Figure 1 Resistance test results are shown for all infants tested (no shading), infants in the extended NVP arm (dark shading), and infants in the extended NVP+ZDV arm (light shading). (A) Panel A shows results obtained for samples collected at 14 weeks of age (more ...)
We next used the LigAmp assay to analyze persistence of K103N and Y181C in infants who had those mutations detected at 14 weeks of age. Sixty-eight (87.2%) of the 78 infants who had NVP resistance at 14 weeks of age were still alive at 6 months; 55 of those 68 infants had a 6-month sample available for analysis (13 samples were used up in other testing). Three of the 55 samples were not included in the analysis because the mother started ARV treatment before the 6-month visit and six samples failed analysis (no amplification). The remaining 46 samples were analyzed. Thirty-eight (82.6%) of the 46 infants still had K103N and/or Y181C detected at 6 months of age. There was no significant difference in detection of these mutations in the two study arms (P=1.0, Fisher's exact test, ). Five infants had NVP resistance mutations other than K103N and Y181C detected by ViroSeq at 14 weeks (V106A, Y188C/L, G190A) in the absence of K103N or Y181C. Four of the five infants had a 6-month sample available for analysis with ViroSeq. Three of the four infants did not have any NVP resistance mutations detected in the 6-month sample; in one infant, G190A was detected.

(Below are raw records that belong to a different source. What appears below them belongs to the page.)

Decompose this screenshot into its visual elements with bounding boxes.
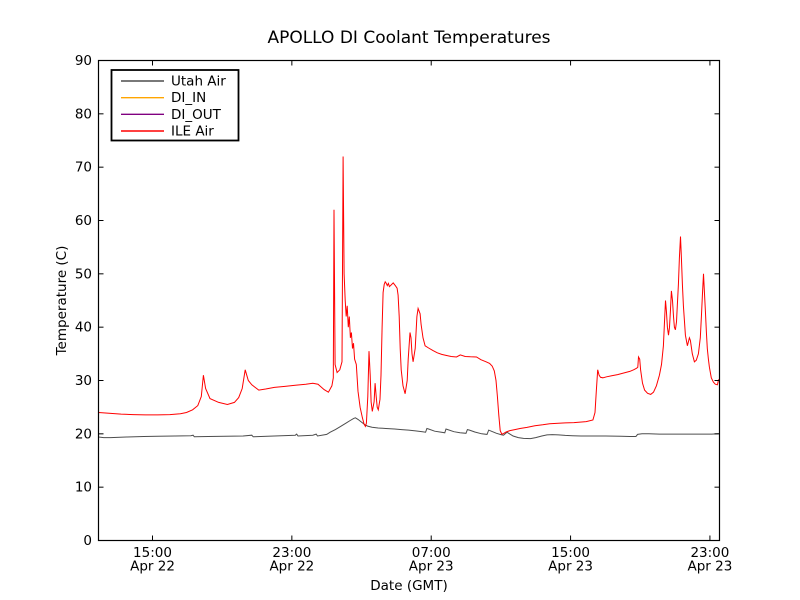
x-tick-date-label: Apr 23 [688, 559, 733, 575]
plot-border [97, 59, 721, 542]
x-tick-date-label: Apr 23 [548, 559, 593, 575]
x-tick-time-label: 07:00 [412, 545, 451, 561]
x-tick-time-label: 23:00 [272, 545, 311, 561]
y-tick-label: 70 [75, 160, 92, 176]
x-axis-label: Date (GMT) [370, 578, 447, 594]
legend-entry: Utah Air [121, 74, 226, 90]
y-tick-label: 20 [75, 426, 92, 442]
legend-entry: DI_IN [121, 90, 206, 106]
y-axis-label: Temperature (C) [54, 246, 70, 357]
legend-label: DI_IN [171, 90, 206, 106]
legend-box [110, 69, 240, 142]
x-tick-date-label: Apr 22 [269, 559, 314, 575]
y-tick-label: 0 [83, 533, 92, 549]
series-line-ile-air [98, 156, 720, 435]
x-tick-date-label: Apr 23 [409, 559, 454, 575]
legend: Utah Air DI_IN DI_OUT ILE Air [110, 69, 240, 142]
tick-marks [98, 60, 720, 541]
y-tick-label: 30 [75, 373, 92, 389]
legend-label: DI_OUT [171, 107, 222, 123]
x-tick-time-label: 15:00 [551, 545, 590, 561]
y-tick-label: 80 [75, 106, 92, 122]
y-tick-label: 40 [75, 320, 92, 336]
plot-series [98, 156, 720, 440]
x-tick-date-label: Apr 22 [130, 559, 175, 575]
legend-entry: ILE Air [121, 124, 214, 140]
legend-label: ILE Air [171, 124, 214, 140]
y-tick-label: 50 [75, 266, 92, 282]
chart-title: APOLLO DI Coolant Temperatures [267, 28, 550, 48]
legend-label: Utah Air [171, 74, 226, 90]
y-tick-label: 90 [75, 53, 92, 69]
legend-entry: DI_OUT [121, 107, 222, 123]
series-line-utah-air [98, 417, 719, 440]
y-tick-label: 60 [75, 213, 92, 229]
y-tick-label: 10 [75, 480, 92, 496]
x-tick-time-label: 15:00 [133, 545, 172, 561]
x-tick-time-label: 23:00 [690, 545, 729, 561]
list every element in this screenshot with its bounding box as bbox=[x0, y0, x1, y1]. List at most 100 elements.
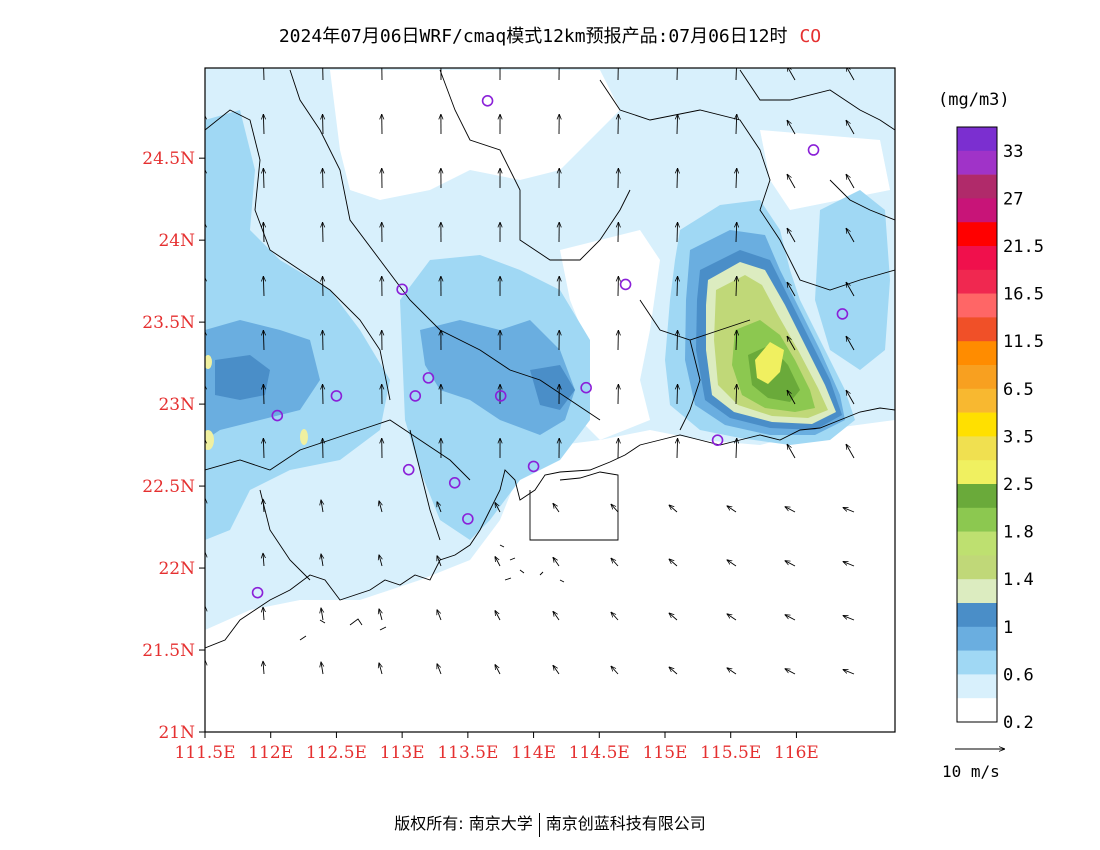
colorbar-swatch bbox=[957, 293, 997, 318]
lon-label: 113E bbox=[380, 743, 425, 763]
wind-arrow bbox=[321, 608, 323, 621]
lon-label: 116E bbox=[774, 743, 819, 763]
colorbar-label: 1.8 bbox=[1003, 523, 1034, 543]
colorbar-swatch bbox=[957, 198, 997, 223]
colorbar-swatch bbox=[957, 507, 997, 532]
shade-0.6-west bbox=[205, 110, 390, 540]
borders-2 bbox=[289, 69, 601, 421]
colorbar-swatch bbox=[957, 222, 997, 247]
colorbar-label: 1.4 bbox=[1003, 570, 1034, 590]
title-species: CO bbox=[799, 26, 822, 47]
wind-arrow bbox=[787, 120, 796, 135]
station-marker bbox=[619, 278, 632, 291]
colorbar-swatch bbox=[957, 626, 997, 651]
colorbar-frame bbox=[956, 126, 998, 723]
wind-arrow bbox=[321, 500, 323, 513]
colorbar-swatch bbox=[957, 317, 997, 342]
colorbar: 33 27 21.5 16.5 11.5 6.5 3.5 2.5 1.8 1.4 1 0.6 0.2 bbox=[956, 126, 1044, 733]
wind-arrow bbox=[263, 607, 264, 621]
station-marker bbox=[396, 283, 408, 296]
wind-arrow bbox=[787, 228, 796, 243]
wind-arrow bbox=[379, 555, 382, 567]
shade-hotspot-1 bbox=[205, 430, 214, 450]
wind-arrow bbox=[677, 276, 678, 297]
wind-arrow bbox=[846, 390, 855, 405]
colorbar-swatch bbox=[957, 127, 997, 152]
borders-4 bbox=[599, 79, 895, 291]
footer-left: 版权所有: 南京大学 bbox=[394, 814, 533, 833]
islands bbox=[299, 544, 565, 641]
wind-arrow bbox=[677, 222, 678, 243]
colorbar-swatch bbox=[957, 531, 997, 556]
lon-label: 114E bbox=[511, 743, 556, 763]
wind-arrow bbox=[495, 556, 501, 567]
colorbar-swatch bbox=[957, 246, 997, 271]
wind-arrow bbox=[495, 502, 501, 513]
wind-arrow bbox=[553, 503, 560, 513]
footer-right: 南京创蓝科技有限公司 bbox=[545, 814, 706, 833]
map-title: 2024年07月06日WRF/cmaq模式12km预报产品:07月06日12时 C… bbox=[0, 22, 1100, 48]
wind-arrow bbox=[495, 610, 501, 621]
lat-label: 24N bbox=[158, 231, 195, 251]
wind-arrow bbox=[787, 444, 796, 459]
lon-label: 112E bbox=[248, 743, 293, 763]
station-marker bbox=[836, 308, 849, 320]
colorbar-label: 27 bbox=[1003, 189, 1023, 209]
colorbar-unit: (mg/m3) bbox=[938, 90, 1010, 110]
station-marker bbox=[481, 94, 494, 107]
hk-boundary bbox=[529, 471, 619, 541]
colorbar-swatch bbox=[957, 579, 997, 604]
lon-label: 112.5E bbox=[306, 743, 367, 763]
colorbar-label: 33 bbox=[1003, 142, 1023, 162]
shade-0.6-ne bbox=[815, 190, 890, 370]
plot-frame bbox=[204, 67, 896, 733]
wind-arrow bbox=[669, 559, 678, 567]
colorbar-label: 16.5 bbox=[1003, 285, 1044, 305]
borders-8 bbox=[409, 429, 441, 541]
wind-arrow bbox=[263, 384, 264, 405]
wind-arrow bbox=[727, 560, 737, 567]
wind-arrow bbox=[611, 666, 619, 675]
wind-arrow bbox=[379, 501, 382, 513]
wind-arrow bbox=[736, 276, 737, 297]
wind-arrow bbox=[843, 506, 855, 513]
wind-arrow bbox=[736, 222, 737, 243]
lon-label: 113.5E bbox=[437, 743, 498, 763]
wind-arrow bbox=[787, 336, 796, 351]
station-marker bbox=[711, 434, 724, 446]
wind-arrow bbox=[846, 282, 855, 297]
shade-hotspot-2 bbox=[300, 429, 308, 445]
station-marker bbox=[494, 390, 507, 402]
colorbar-swatch bbox=[957, 269, 997, 294]
colorbar-label: 0.2 bbox=[1003, 713, 1034, 733]
wind-arrow bbox=[611, 558, 619, 567]
shade-2.5-plume bbox=[755, 342, 784, 384]
colorbar-label: 2.5 bbox=[1003, 475, 1034, 495]
wind-vectors bbox=[205, 68, 855, 675]
colorbar-swatch bbox=[957, 555, 997, 580]
wind-arrow bbox=[736, 168, 737, 189]
wind-reference-label: 10 m/s bbox=[942, 762, 1000, 781]
wind-arrow bbox=[677, 330, 678, 351]
station-marker bbox=[422, 372, 435, 384]
wind-arrow bbox=[736, 438, 737, 459]
wind-arrow bbox=[677, 168, 678, 189]
wind-arrow bbox=[785, 669, 796, 675]
wind-arrow bbox=[437, 663, 442, 675]
wind-arrow bbox=[263, 222, 264, 243]
wind-arrow bbox=[735, 68, 737, 81]
colorbar-label: 6.5 bbox=[1003, 380, 1034, 400]
wind-arrow bbox=[677, 114, 678, 135]
stations bbox=[251, 94, 849, 599]
lon-label: 115E bbox=[643, 743, 688, 763]
shade-0.8-center bbox=[420, 320, 575, 435]
wind-arrow bbox=[437, 555, 442, 567]
wind-arrow bbox=[677, 384, 678, 405]
colorbar-swatch bbox=[957, 365, 997, 390]
shade-1.0-center bbox=[530, 365, 575, 410]
wind-arrow bbox=[843, 668, 855, 675]
colorbar-swatch bbox=[957, 412, 997, 437]
colorbar-swatch bbox=[957, 174, 997, 199]
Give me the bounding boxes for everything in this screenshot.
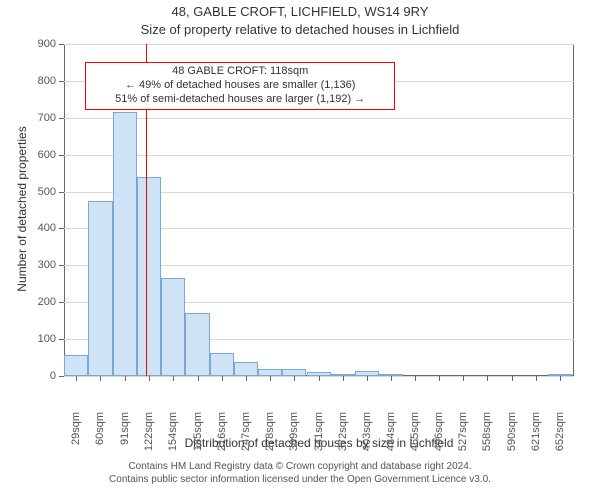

A similar analysis was performed to analyze persistence of NVP resistance at 12 months of age. Twenty-six (68.4%) of the 38 infants who had NVP resistance at 6 months of age were still alive at 12 months; 21 of those 26 infants had a 12-month sample available for analysis (four samples were used up in previous testing, one infant relocated). Two of the 21 samples were not included in the analysis because ARV treatment was initiated before the 12-month visit in both of the mothers and in one of the infants. We also analyzed 12-month samples from infants who had NVP resistance detected at 14 weeks, but did not have a 6-month sample available for analysis. Among 19 infants in that group, 14 were still alive at 12 months and 10 of those were evaluable (one infant relocated, the parents of one infant refused further participation in the trial, one infant missed the 12-month study visit, and one mother started ARV treatment before the 12-month visit). Therefore, a total of 29 12-month samples were tested (19 samples from infants who had resistance detected at 6 months of age, and 10 samples from infants who had resistance detected at 14 weeks of age who did not have a resistance testing result from the 6-month visit). Nineteen (66.5%) of the 29 infants who were included in the analysis still had K103N and/or Y181C detected at 12 months of age (). There was no significant difference in the percentage of infants in the extended NVP vs. extended NVP+ZDV study arms who had detectable K103N or Y181C at either 6 or 12 months (P=1.0 at 6 months, P=0.43 at 12 months, Fisher's exact test, ). The LigAmp assay provides a quantitative measure of the percentage of the viral population in a sample that has the mutation of interest. There was no significant difference in the level of K103N or Y181C detected in the infants in these two groups at the 6- or 12-month visits (data not shown).